В августе 1941 года ее муж, военный моряк, уходил из Таллина на «Веронии», гигантском транспорте, шедшем в Кронштадт в числе двухсот вымпелов Балтийского флота — лидеров, канонерских лодок, эсминцев, катеров.

Я помню, как шли мимо нашего линкора корабли; три дня следили мы за их дымами. «Казахстан» пришел на четвертый день, гигантский корабль с высоким носом, закамуфлированный под лягушку-гиганта. На нем, как, и на «Веронии», эвакуировали семьи военных, не успевших уехать раньше, бойцов из морской бригады, солдат-пехотинцев. В течение трех дней и трех ночей его, беззащитного, с жалкой зенитной обороной, бомбили с воздуха; люди прыгали в воду, добирались вплавь до других кораблей, тонули. «Казахстан» пришел с разбитыми надстройками, сотнями измученных бойцов — им предстояло вновь без передышки идти воевать, уже под стены не Таллина — Ленинграда. Я видел, как выносили к трапу раненых на носилках, как приехавшие с берега санитары крепко держали за руки, выводя на берег, четырех бойцов: они обезумели.

В этом переходе погибли несколько писателей, участвовавших в обороне Таллина: поэт Юрий Инге, поэт Скрылев, прозаик и поэт Евгений Соболевский — его сын сейчас военный моряк, плавает на подводной лодке на Северном флоте.

Потонул Орест Цехновицер.

На лидере «Ленинград», вставшем на якоре рядом с нашим линкором «Октябрьская революция», я увидел знакомую фигуру — Всеволод Вишневский; он дошел благополучно.
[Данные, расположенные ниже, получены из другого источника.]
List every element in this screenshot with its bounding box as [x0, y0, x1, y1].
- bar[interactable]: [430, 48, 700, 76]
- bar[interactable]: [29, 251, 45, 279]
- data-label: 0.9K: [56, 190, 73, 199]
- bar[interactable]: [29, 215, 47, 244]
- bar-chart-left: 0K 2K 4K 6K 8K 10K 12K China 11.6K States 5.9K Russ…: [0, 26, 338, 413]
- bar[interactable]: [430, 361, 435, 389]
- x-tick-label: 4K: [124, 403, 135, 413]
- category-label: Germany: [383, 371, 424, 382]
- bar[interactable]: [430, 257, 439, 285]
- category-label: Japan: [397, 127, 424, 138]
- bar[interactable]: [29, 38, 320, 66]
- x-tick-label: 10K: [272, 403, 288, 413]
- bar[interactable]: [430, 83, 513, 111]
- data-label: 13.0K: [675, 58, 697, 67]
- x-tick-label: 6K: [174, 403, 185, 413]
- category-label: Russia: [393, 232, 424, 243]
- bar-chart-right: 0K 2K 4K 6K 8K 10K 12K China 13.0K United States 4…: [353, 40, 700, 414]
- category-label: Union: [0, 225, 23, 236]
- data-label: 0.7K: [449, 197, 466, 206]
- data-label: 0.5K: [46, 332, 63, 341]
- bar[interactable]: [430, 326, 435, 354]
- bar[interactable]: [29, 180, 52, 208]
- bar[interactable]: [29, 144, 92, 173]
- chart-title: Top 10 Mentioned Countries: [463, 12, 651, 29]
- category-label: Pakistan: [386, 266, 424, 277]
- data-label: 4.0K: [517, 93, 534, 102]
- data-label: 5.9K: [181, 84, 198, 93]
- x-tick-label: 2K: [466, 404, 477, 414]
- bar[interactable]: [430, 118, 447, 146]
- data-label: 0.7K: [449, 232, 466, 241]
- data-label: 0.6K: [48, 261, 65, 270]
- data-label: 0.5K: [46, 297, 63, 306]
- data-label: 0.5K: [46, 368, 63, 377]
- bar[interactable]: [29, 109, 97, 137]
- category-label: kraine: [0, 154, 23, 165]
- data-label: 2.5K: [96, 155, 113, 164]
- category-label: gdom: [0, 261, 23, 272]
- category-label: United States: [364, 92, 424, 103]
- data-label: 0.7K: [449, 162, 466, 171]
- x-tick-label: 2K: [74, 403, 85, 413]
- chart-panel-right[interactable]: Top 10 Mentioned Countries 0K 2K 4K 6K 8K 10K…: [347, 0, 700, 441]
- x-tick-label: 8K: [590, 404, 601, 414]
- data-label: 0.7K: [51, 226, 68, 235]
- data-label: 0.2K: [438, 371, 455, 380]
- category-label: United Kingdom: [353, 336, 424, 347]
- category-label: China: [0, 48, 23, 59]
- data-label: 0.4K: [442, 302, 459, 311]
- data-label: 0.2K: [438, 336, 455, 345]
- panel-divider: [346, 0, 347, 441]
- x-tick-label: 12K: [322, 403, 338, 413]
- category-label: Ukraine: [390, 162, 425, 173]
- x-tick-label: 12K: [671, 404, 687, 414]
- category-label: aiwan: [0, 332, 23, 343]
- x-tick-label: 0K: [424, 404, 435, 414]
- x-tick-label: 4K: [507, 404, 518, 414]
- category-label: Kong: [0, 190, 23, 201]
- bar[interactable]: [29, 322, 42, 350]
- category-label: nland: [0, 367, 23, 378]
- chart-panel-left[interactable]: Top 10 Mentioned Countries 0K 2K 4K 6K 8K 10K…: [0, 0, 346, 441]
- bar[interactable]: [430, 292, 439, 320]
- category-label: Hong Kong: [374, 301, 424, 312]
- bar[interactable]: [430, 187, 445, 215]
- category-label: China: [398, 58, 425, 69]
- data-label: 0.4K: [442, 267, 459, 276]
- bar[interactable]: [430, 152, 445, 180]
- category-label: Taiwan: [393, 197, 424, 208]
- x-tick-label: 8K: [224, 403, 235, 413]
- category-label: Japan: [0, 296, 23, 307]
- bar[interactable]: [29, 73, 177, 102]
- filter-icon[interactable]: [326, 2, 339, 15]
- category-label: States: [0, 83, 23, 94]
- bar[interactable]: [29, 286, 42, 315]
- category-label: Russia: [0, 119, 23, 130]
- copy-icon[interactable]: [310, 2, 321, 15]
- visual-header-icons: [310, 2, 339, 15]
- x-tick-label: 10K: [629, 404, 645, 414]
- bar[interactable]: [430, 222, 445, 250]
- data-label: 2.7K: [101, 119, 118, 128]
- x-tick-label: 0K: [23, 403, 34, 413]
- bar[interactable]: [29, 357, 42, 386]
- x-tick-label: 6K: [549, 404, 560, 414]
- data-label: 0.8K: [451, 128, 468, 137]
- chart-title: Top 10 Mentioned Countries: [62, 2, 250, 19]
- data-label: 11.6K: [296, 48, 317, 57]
Спасся Анатолий Тарасенков. Был на «Веронии». Его подобрала шлюпка, когда транспорт с несколькими тысячами пассажиров на борту шел ко дну, потопленный торпедой немецкой подводной лодки и бомбами с воздуха. Тарасенкова подняли на борт канонерки. Потом немцы потопили канонерку. Тарасенков снова тонул. Выплыл, ухватившись за обломок корабельной надстройки. Снова подобрали. Я встретил его в Кронштадте, в штабе флота. Он беспричинно смеялся — отошел лишь через несколько дней.


Ее муж тоже шел на «Веронии». Его подобрала, тонущего, шлюпка с миноносца «Яков Свердлов». Миноносец шел в сторожевом охранении флагманского крейсера «Киров». Немецкая подводная лодка, охотившаяся за «Кировым», послала торпеду в борт крейсера, командир миноносца успел повернуть свой корабль боком к мчавшейся торпеде.